Project deliverables (details)

2025 COMP4601 Projects (Release: 6/06/2025)

COMP4601 projects aim to provide experience at accelerating compute-intensive software using programmable logic. Project groups choose a typical algorithm to investigate, profile its performance in software, and employ techniques acquired during their studies to reduce the execution time by partitioning the computation between a processor and tightly-coupled programmable logic. Challenges include: maintaining focus on a well-defined compute-bound process, efficiently exchanging data between processor and logic, and managing the complexity of unfamiliar hardware platforms and software tools with tight deadlines.

Outline

In 2025, students are expected to form teams of 4 people to accelerate the kernel of a software task implemented on the Kria KV260 board. Teams will profile the task running as software, partition the task into components that could be accelerated, implement these in programmable logic using HLS, and measure overall improvements in performance and energy consumption of the task. An initial investigation is to be conducted in the period leading to a presentation of the project plan during Week 7. Final project reports are to be provided by the end of Week 10. A personal reflection is to be written and delivered at the start of Week 11.

Please choose a team representative to email Oliver with the names of the students working together and the project you are planning to work on by Wednesday 18 June.

Teams are permitted to work on any sufficiently well defined and focussed algorithm that promises to show speedup or power reduction through acceleration and that can be studied within the time allowed. The project list below is intended to act as a prompt or guide, but should not limit your imagination. Creativity and initiative in choosing your own project and focus in completing the milestones suggested in the flow outlined below are encouraged and rewarded. Please discuss your project ideas and progress with course staff regularly to ensure you obtain guidance when needed and stay on track with your development. This is particularly important while you are choosing a project to ensure that you do not attempt a problem that is too ambitious.

Please use the linked QR code to register for a Kria board prior to picking a board up from the School Admin Office in K17-111D. All students may borrow a board. Please remember to return these when you complete the course in Week 11.

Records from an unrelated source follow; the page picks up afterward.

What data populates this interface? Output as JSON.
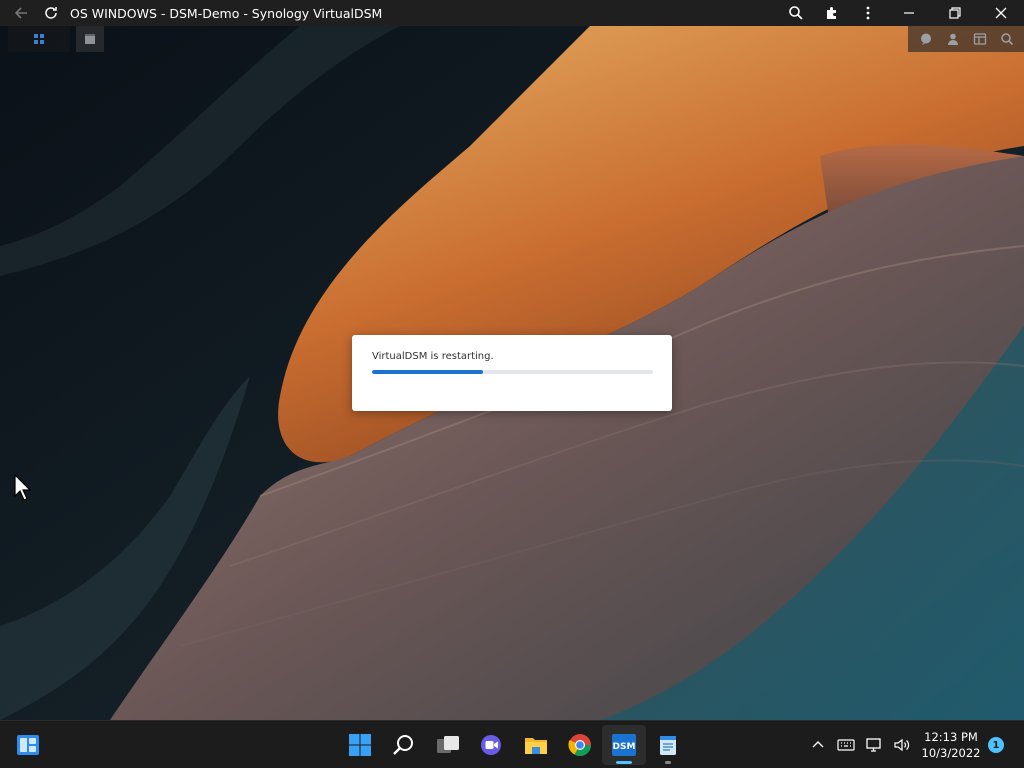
{
  "browser": {
    "title": "OS WINDOWS - DSM-Demo - Synology VirtualDSM",
    "icons": [
      "back-arrow-icon",
      "reload-icon",
      "zoom-icon",
      "extensions-icon",
      "more-icon",
      "minimize-icon",
      "restore-icon",
      "close-icon"
    ]
  },
  "dsm": {
    "topbar_left": [
      "main-menu-icon",
      "app-window-icon"
    ],
    "topbar_right": [
      "chat-icon",
      "user-icon",
      "widgets-icon",
      "search-icon"
    ]
  },
  "dialog": {
    "message": "VirtualDSM is restarting.",
    "progress": 0.395
  },
  "taskbar": {
    "apps": [
      {
        "name": "start",
        "icon": "windows-start-icon",
        "active": false,
        "running": false
      },
      {
        "name": "search",
        "icon": "search-icon",
        "active": false,
        "running": false
      },
      {
        "name": "task-view",
        "icon": "task-view-icon",
        "active": false,
        "running": false
      },
      {
        "name": "teams-chat",
        "icon": "video-chat-icon",
        "active": false,
        "running": false
      },
      {
        "name": "file-explorer",
        "icon": "folder-icon",
        "active": false,
        "running": false
      },
      {
        "name": "chrome",
        "icon": "chrome-icon",
        "active": false,
        "running": false
      },
      {
        "name": "dsm",
        "icon": "dsm-icon",
        "label": "DSM",
        "active": true,
        "running": true
      },
      {
        "name": "notepad",
        "icon": "notepad-icon",
        "active": false,
        "running": true
      }
    ],
    "tray_icons": [
      "chevron-up-icon",
      "keyboard-icon",
      "network-icon",
      "volume-icon"
    ],
    "time": "12:13 PM",
    "date": "10/3/2022",
    "notification_count": "1"
  },
  "colors": {
    "accent": "#4cc2ff",
    "progress": "#1a73d1",
    "taskbar": "#1c1c1c",
    "chrome": "#1f1f1f"
  }
}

Suggested project development flow

  1. Organize your team and develop your project plan without delay! Time is of the essence.
    1. Write or obtain C/C++ code that encapsulates the compute intensive task you are aiming to accelerate; verify its correctness
    2. Get the code running on the Kria's processing system (PS); pursue this goal in parallel as it will demand significant research and testing
    1. Profile your code on the development platform you have used to write the code in order to identify the "hotspots" or compute-intensive kernels/loop nests you will accelerate
    2. Profile the code on the Kria's PS
    1. Partition the code so that the kernels are contained within functions that will lend themselves directly to acceleration using HLS
    2. Do this for the Kria
    1. Obtain baseline performance and utilization data for the kernels. The emphasis at this stage is on correctness, not performance.
    2. Do this for the Kria and then implement the baseline (unaccelerated) kernels as IP cores in programmable logic; take care to use a sensible communications approach (AXI-lite for control, AXI-streaming for FIFO data coming from the code executing on the ARM processors, or DMA for large data transfers from off-chip DRAM); the I/O strategy you choose may significantly affect performamce due to bandwidth constraints; discuss the approach you intend to take with the demonstrators and commence work on this aspect early because it will take time to get it right
    1. Decide upon and implement a strategy for transforming the kernel code into a high-performing core using HLS; report on changes in performance and utilization as you progress your strategy
    2. Do so on the Kria, updating your comms strategy as required
    1. Report on the techniques used to improve the performance of the core using HLS and compute the resulting overall improvement in performance for the code obtained in step 2a.
    2. Do so for the Kria and explain differences between the calculated improvement and the actual improvement in performance

Deliverables/reporting requirements

The project deliverables are listed in detail on a separate page.

In outline the following reports and presentations are expected to be made:

Project list

  1. Accelerate Convolutional Neural Network

    CNNs provide state of the art performance on image recognition tasks, with the cost of very high computational load. The CNN algorithm involves a large number of convolutions and matrix multiplications executed in parallel. On desktop platforms, GPU and ASICs like Google's TPU accelerate CNN algorithms by executing operations in parallel. And on the Zynq devices available on Kria/ZedBoard, acceleration is possible with the acceleration circuit being configured on the programmable logic.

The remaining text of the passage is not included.